EMPLOYEE_ID DEPARTMENT HOBBY
E901 HR Badminton
E901 Sales Reading
E902 Marketing Cricket
E903 Finance Football
As you can see in the above table, Employee E901 is interested
in two departments HR and Sales, and, has two hobbies
Badminton and Reading. This will result in multiple records
for E901 as,
EMPLOYEE_ID DEPARTMENT HOBBY
E901 HR Badminton
E901 Sales Reading
EMPLOYEE_ID DEPARTMENT HOBBY
E901 HR Reading
E901 Sales Badminton
In the above table, you can see that for the Employee E901
multiple records exist in the DEPARTMENT and the HOBBY
attribute. Hence the multi-valued dependencies are,
EMPLOYEE_ID −>−> DEPARTMENT and
EMPLOYEE_ID −>−> HOBBY
Also, the DEPARTMENT and HOBBY attributes are independent
of each other thus leading to a multi-valued dependency in the
above table.
Fourth Normal Form (4NF)
Rules for 4NF
A table is said to be in 4NF if the following conditions are met,
The table is in Boyce-Codd Normal Form (BCNF).
The table does not have multi-valued dependency.
Let's see how we can satisfy the conditions of 4NF in DBMS by
looking at the example we used in Multi-Valued Dependency
EMPLOYEE_ID DEPARTMENT HOBBY
E901 HR Badminton
E901 Sales Reading
E902 Marketing Cricket
E903 Finance Football
The multi-valued dependencies in the above table are,
EMPLOYEE_ID −>−> DEPARTMENT and
EMPLOYEE_ID −>−> HOBBY
To satisfy the fourth normal form, we can decompose the
relation into two tables,
EMPLOYEE_ID DEPARTMENT
E901 HR
E901 Sales
E902 Marketing
E903 Finance
and,
EMPLOYEE_ID HOBBY
E901 Badminton
E901 Reading
E902 Cricket
E903 Football
Now the above relation is in 4NF.
Join Dependency
Join Dependency is similar to Multi-Valued Dependency as Join
Dependency is also a constraint.
A Join Dependency on a relation schema R, specifies a
constraint on states, r of R that every legal state r of R should
have a lossless join decomposition into 𝑅 1R1, 𝑅 2R2,..., 𝑅
𝑛 Rn. In a database management system, join dependency is a
generalization of the idea of multivalued dependency.

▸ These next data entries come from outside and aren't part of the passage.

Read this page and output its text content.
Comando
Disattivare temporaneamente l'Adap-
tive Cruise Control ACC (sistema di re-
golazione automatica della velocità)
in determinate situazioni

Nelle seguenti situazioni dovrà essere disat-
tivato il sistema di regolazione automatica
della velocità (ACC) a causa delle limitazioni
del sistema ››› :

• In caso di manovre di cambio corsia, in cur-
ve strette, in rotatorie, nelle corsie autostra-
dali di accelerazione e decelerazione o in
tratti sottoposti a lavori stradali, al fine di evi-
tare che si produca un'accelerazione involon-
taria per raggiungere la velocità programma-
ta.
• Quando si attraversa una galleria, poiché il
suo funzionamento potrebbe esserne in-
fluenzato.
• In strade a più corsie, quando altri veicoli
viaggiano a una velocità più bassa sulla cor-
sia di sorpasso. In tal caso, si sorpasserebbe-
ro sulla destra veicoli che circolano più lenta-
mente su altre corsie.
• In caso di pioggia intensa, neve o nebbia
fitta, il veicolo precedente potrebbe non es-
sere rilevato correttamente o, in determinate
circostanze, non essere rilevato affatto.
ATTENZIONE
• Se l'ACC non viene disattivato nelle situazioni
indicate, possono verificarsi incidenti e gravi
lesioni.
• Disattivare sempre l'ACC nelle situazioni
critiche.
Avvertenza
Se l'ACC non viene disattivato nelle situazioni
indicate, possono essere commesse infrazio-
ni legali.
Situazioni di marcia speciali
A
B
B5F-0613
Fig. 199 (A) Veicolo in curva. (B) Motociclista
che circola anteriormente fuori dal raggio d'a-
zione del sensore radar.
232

Let R be a relation schema and the decompositions of R are 𝑅
1,𝑅 2,𝑅 3,...,𝑅 𝑛 R1,R2,R3,...,Rn. R is said to be in Join
Dependency if and only if every instance of R, r is equal to the
join of its projections on 𝑅 1,𝑅 2,𝑅 3,...,𝑅 𝑛 R1,R2,R3,...,Rn.
Example of Join Dependency
Suppose we have the following table R:
E_Name Company Product
Rohan Comp1 Jeans
Harpreet Comp2 Jacket
Anant Comp3 TShirt
We can break, or decompose the above table into three tables, this
would mean that the table is not in 5NF!
The three decomposed tables would be:
1. R1: The table with columns E_Name and Company.
E_Name Company
Rohan Comp1
Harpreet Comp2
Anant Comp3
2. R2: The table with columns E_Name and Product.
E_Name Product
Rohan Jeans
Harpreet Jacket
Anant TShirt
3. R3: The table with columns Company and Product.
Company Product
Comp1 Jeans
Company Product
Comp2 Jacket
Comp3 TShirt
Let's try to figure out whether or not R has a join dependency.

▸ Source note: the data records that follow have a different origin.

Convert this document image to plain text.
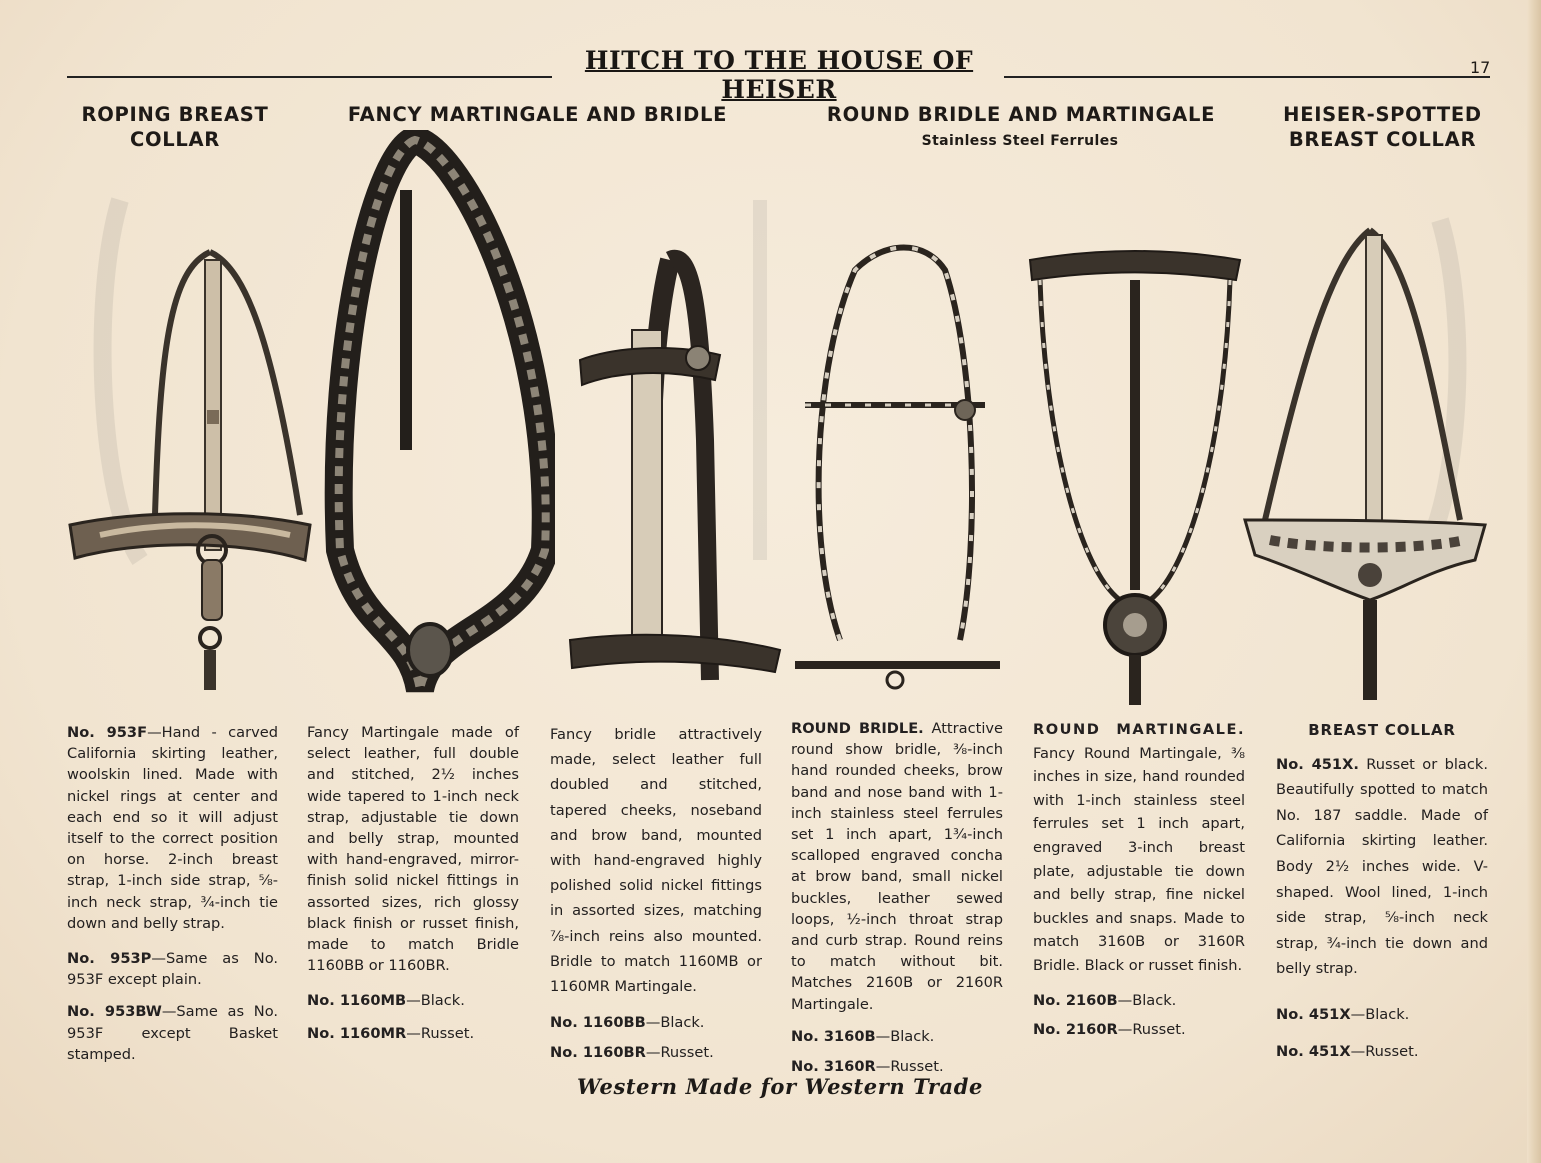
HITCH TO THE HOUSE OF HEISER
17
ROPING BREAST COLLAR
FANCY MARTINGALE AND BRIDLE	ROUND BRIDLE AND MARTINGALE
Stainless Steel Ferrules
HEISER-SPOTTED BREAST COLLAR

No. 953F—Hand - carved California skirting leather, woolskin lined. Made with nickel rings at center and each end so it will adjust itself to the correct position on horse. 2-inch breast strap, 1-inch side strap, ⅝-inch neck strap, ¾-inch tie down and belly strap.

No. 953P—Same as No. 953F except plain.

No. 953BW—Same as No. 953F except Basket stamped.

Fancy Martingale made of select leather, full double and stitched, 2½ inches wide tapered to 1-inch neck strap, adjustable tie down and belly strap, mounted with hand-engraved, mirror-finish solid nickel fittings in assorted sizes, rich glossy black finish or russet finish, made to match Bridle 1160BB or 1160BR.

No. 1160MB—Black.

No. 1160MR—Russet.

Fancy bridle attractively made, select leather full doubled and stitched, tapered cheeks, noseband and brow band, mounted with hand-engraved highly polished solid nickel fittings in assorted sizes, matching ⅞-inch reins also mounted. Bridle to match 1160MB or 1160MR Martingale.

No. 1160BB—Black.

No. 1160BR—Russet.

ROUND BRIDLE. Attractive round show bridle, ⅜-inch hand rounded cheeks, brow band and nose band with 1-inch stainless steel ferrules set 1 inch apart, 1¾-inch scalloped engraved concha at brow band, small nickel buckles, leather sewed loops, ½-inch throat strap and curb strap. Round reins to match without bit. Matches 2160B or 2160R Martingale.

No. 3160B—Black.

No. 3160R—Russet.

ROUND MARTINGALE. Fancy Round Martingale, ⅜ inches in size, hand rounded with 1-inch stainless steel ferrules set 1 inch apart, engraved 3-inch breast plate, adjustable tie down and belly strap, fine nickel buckles and snaps. Made to match 3160B or 3160R Bridle. Black or russet finish.

No. 2160B—Black.

No. 2160R—Russet.

BREAST COLLAR

No. 451X. Russet or black. Beautifully spotted to match No. 187 saddle. Made of California skirting leather. Body 2½ inches wide. V-shaped. Wool lined, 1-inch side strap, ⅝-inch neck strap, ¾-inch tie down and belly strap.

No. 451X—Black.

No. 451X—Russet.

Western Made for Western Trade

Step 1- First, the natural join of R1 and R2:
E_Name Company Product
Rohan Comp1 Jeans
Harpreet Comp2 Jacket
Anant Comp3 TShirt
Step 2- Next, let's perform the natural join of the above table
with R3:
E_Name Company Product
Rohan Comp1 Jeans
Harpreet Comp2 Jacket
Anant Comp3 TShirt
In the above example, we do get the same table R after
performing the natural joins at both steps, luckily.
Therefore, our join dependency comes out to be: {(E_Name,
Company ), (E_Name, Product), (Company, Product)}
Because the above-mentioned relations are joined dependent,
they are not 5NF. That is, a join relation of the three relations
above is equal to our initial relation table R.
Join Dependencies and Fifth Normal Form (5NF)
If a relation is in 4NF and does not contain any join dependencies,
it is in 5NF.
To avoid redundancy, 5NF is satisfied when all tables are divided
into as many tables as possible.
Conclusion: if a relation has join dependency, it won't be in 5NF.